The wisdom contained within the pages is amazing. Ari knows leadership.
This got me thinking about how I consume books…
Digesting What You Consume
You are often asked “How many books did you read this year?” or “Did you read books A, B, and C? They were sooooo good.”
It’s tempting to become a consumer of leadership books and learning products. To go to the leadership buffet and eat one book after the other.
But… my question is
Is this the best way to consume and digest valuable leadership lessons?
We’ve become a fast-food customer of leadership. We eat, eat, eat with little time to digest what we’ve consumed.
Reading A Recipe For Servant Leadership took me a lot longer than I expected. I expected to breeze through the book in a half-hour sitting. I didn’t.
Instead, I found myself reading 2 or 3 pages in a sitting. I then had to put the book down. I had to think about what I just read.
It was deep and impactful.
I had to digest what I just consumed.
I want to encourage you to stop going to the leadership buffet. I want to encourage you to stop and digest what you just consumed.
This will cement the ideas you’re learning deep within you. You will unpack the leadership lessons the authors are trying to give you. You will walk away actually retaining the lessons you learned.
How To Digest What You Consume
In this go, go, go world, it is hard to stop to digest the good content we consume. We want to move onto the next lesson. We can’t. We have to digest what we’ve consumed.
Here are 4 tips on digesting what you consume so you can remember it for later.
1. Highlight or underline key leadership insights:
Pamela and I differ in how we view books. She sees them as a sacred text. The paper shouldn’t be dog-eared or marked up.
I see them as a play place. A place to highlight and underline what made me stop and think.
This allows me to flip through books I’ve read and see immediately what I wanted to remember.
2. Take notes in a notebook:
Highlighting and underlining are great. They allow you to easily flip through the book to see what you wanted to remember. However, how many times does this actually happen? Not many. The book sits on the shelf and the highlights and underlining are left to languish.
The next step, after highlighting or underlining, is to take notes outside of the book.
Have a notebook or pad handy. This is the place to jot down what caught your attention, the book title, the page, and your thoughts.
Having a book notebook with your notes will help you revisit your learning more often.
3. Set a time to digest:
What you fail to schedule will fail to get done. You need to set a time to digest what you’ve consumed.
Create a calendar reminder to go through the content you’ve consumed.

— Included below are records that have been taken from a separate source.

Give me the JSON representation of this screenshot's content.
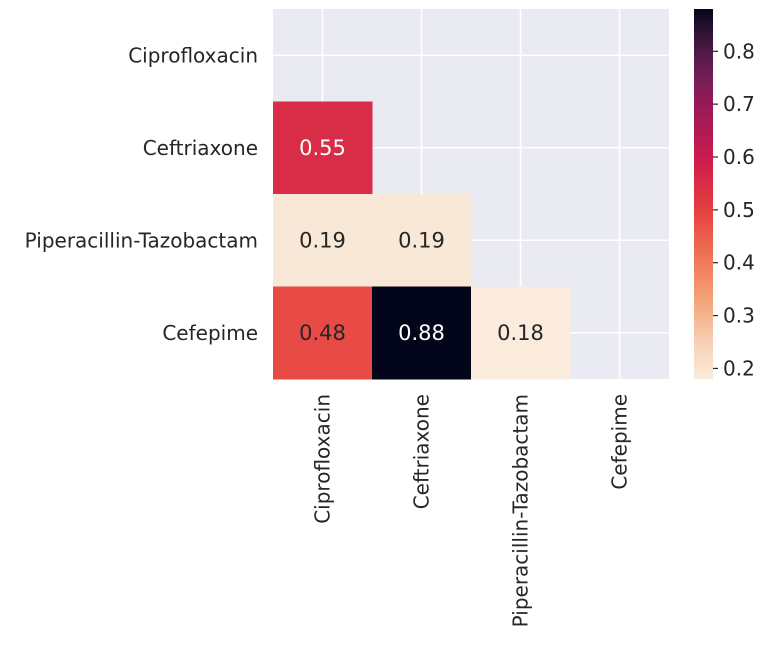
{
  "chart_data": {
    "type": "heatmap",
    "title": "",
    "xlabel": "",
    "ylabel": "",
    "rows": [
      "Ciprofloxacin",
      "Ceftriaxone",
      "Piperacillin-Tazobactam",
      "Cefepime"
    ],
    "columns": [
      "Ciprofloxacin",
      "Ceftriaxone",
      "Piperacillin-Tazobactam",
      "Cefepime"
    ],
    "values": [
      [
        null,
        null,
        null,
        null
      ],
      [
        0.55,
        null,
        null,
        null
      ],
      [
        0.19,
        0.19,
        null,
        null
      ],
      [
        0.48,
        0.88,
        0.18,
        null
      ]
    ],
    "cell_labels": [
      [
        null,
        null,
        null,
        null
      ],
      [
        "0.55",
        null,
        null,
        null
      ],
      [
        "0.19",
        "0.19",
        null,
        null
      ],
      [
        "0.48",
        "0.88",
        "0.18",
        null
      ]
    ],
    "masked": "upper triangle including diagonal",
    "colormap": "rocket_r",
    "colorbar": {
      "min": 0.18,
      "max": 0.88,
      "ticks": [
        0.2,
        0.3,
        0.4,
        0.5,
        0.6,
        0.7,
        0.8
      ],
      "tick_labels": [
        "0.2",
        "0.3",
        "0.4",
        "0.5",
        "0.6",
        "0.7",
        "0.8"
      ],
      "placement": "right"
    },
    "grid": true,
    "colors": {
      "background": "#EAEAF2",
      "grid": "#FFFFFF",
      "text": "#262626"
    }
  }
}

This will allow you to do this on a regular basis. You can go over and over and over the content so it is fully digested.
Set a time to digest and it will get done!
4. Digest a second time:
It’s easy to think we get all we need to out of one digestion of the content. We don’t. We can benefit from a second or third digesting of the content.
Go over it again and again. Make sure you’ve fully grasped the concept and you know how to implement it.
Digesting the content more than once isn’t a walk of shame. It is a walk of honor.